There’s another point to consider: field hospitals ran out of chloroform. While many of the descriptions of struggling soldiers are likely linked to the previous four points, it is important to take the actual battle location, date, and—if possible—surgeon into consideration. Is the field hospital description linked to a battle where it’s known that medical supplies ran low? Is it early or later in the war, Union or Confederate? The Confederate supply shortages could contribute to a lack of chloroform. If the surgeon is identified, did he leave any writings that suggest he regularly used chloroform? Some doctors proudly noted its successful use in their major operations and may have even left notes saying they never did an amputation without it.

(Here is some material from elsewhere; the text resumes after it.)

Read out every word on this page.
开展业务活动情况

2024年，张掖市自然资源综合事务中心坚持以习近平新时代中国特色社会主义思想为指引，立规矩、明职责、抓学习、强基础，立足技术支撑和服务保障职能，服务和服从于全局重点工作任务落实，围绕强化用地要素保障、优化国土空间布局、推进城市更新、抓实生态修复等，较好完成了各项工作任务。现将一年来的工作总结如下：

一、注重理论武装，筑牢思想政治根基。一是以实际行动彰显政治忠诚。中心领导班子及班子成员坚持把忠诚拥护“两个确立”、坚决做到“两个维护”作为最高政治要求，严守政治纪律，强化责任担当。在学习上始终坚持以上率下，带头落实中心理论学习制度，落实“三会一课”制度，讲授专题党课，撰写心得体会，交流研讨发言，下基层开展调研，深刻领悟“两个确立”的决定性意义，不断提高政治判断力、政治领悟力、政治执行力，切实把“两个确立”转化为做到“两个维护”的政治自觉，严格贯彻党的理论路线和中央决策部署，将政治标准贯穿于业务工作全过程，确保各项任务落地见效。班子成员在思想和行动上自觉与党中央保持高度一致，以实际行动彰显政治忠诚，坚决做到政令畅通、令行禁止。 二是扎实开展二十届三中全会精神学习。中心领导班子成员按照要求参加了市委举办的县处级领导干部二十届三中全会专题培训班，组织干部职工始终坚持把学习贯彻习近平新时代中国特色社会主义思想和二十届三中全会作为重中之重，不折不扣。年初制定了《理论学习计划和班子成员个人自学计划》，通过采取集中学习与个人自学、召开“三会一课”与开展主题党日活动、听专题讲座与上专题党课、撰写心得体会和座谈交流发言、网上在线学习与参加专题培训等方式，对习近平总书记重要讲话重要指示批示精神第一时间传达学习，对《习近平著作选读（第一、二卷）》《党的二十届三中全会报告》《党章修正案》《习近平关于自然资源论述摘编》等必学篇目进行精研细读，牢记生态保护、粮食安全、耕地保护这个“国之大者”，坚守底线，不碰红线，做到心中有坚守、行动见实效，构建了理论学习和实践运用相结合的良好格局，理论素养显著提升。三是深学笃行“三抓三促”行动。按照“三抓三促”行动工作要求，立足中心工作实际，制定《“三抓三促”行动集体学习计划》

At the Confederate field hospital located at the John Cunningham Farm near Gettysburg, the civilians noted: “Father had no means of knowing how the battle was going until an order came to ‘use no more chloroform on Union soldiers’”[v] The observer seemed to believe that the order came through as retribution for the Yankees winning the battle. However, it is more likely that the Confederates were running low on chloroform and chose to prioritize their own wounded for the anesthetic rather than feelings of malice practiced on the operating table.

Over the years, I have talked about Civil War field hospitals and medical practices with many curious observers at living history events or more traditional presentations. The sigh of relief the listeners give when they hear that generally there were anesthetics regularly used for major operations during the Civil War is notable. I strongly suspect that is where a lot of listeners stop thinking about it and assume that chloroform or ether worked as effectively as our modern anesthetics. However, the truth suggested by primary sources is: chloroform did work…and sometimes it didn’t. So much depended on the patient, the skill of the doctors with the drug, and the actual situation at the field hospital to determine if the wounded soldier had a painless “unresponsive” surgery or not.

Chloroform was indeed a “blessing” for many wounded soldiers laid on the rough operating tables, but a deeper understanding of the theory of its administration and some examples of its use helps shed some light on the actual experience. No, hallucinations do not seem to be a regular effect of chloroform, but a soldier might have known more than he wanted to know about his operation as he lay unresponsive and relatively pain-free but still semi-conscious on a bloody altar of medicine.

————

Sources:

[i] Charles Augustus Fuller. Personal Recollections of the War of 1861. (Sherburne: News Job Printing House, 1906. Reprinted by The Echo Library, 2010) 68.

[ii] Gregory A. Coco, A Vast Sea of Misery (Gettysburg: Thomas Publications, 1988) 16.

[iii] Hunter Holmes McGuire, Account of the Wounding and Death of Stonewall Jackson (Richmond Medical Journal, 1866).

[iv] Francis Adams Donaldson, edited by J. Gregory Acken, Inside the Army of the Potomac: The Civil War Experience of Captain Francis Adams Donaldson. (Mechanicsburg: Stackpole Books, 1998) 93.

[v] Gregory A. Coco, A Vast Sea of Misery (Gettysburg: Thomas Publications, 1988) 151-152.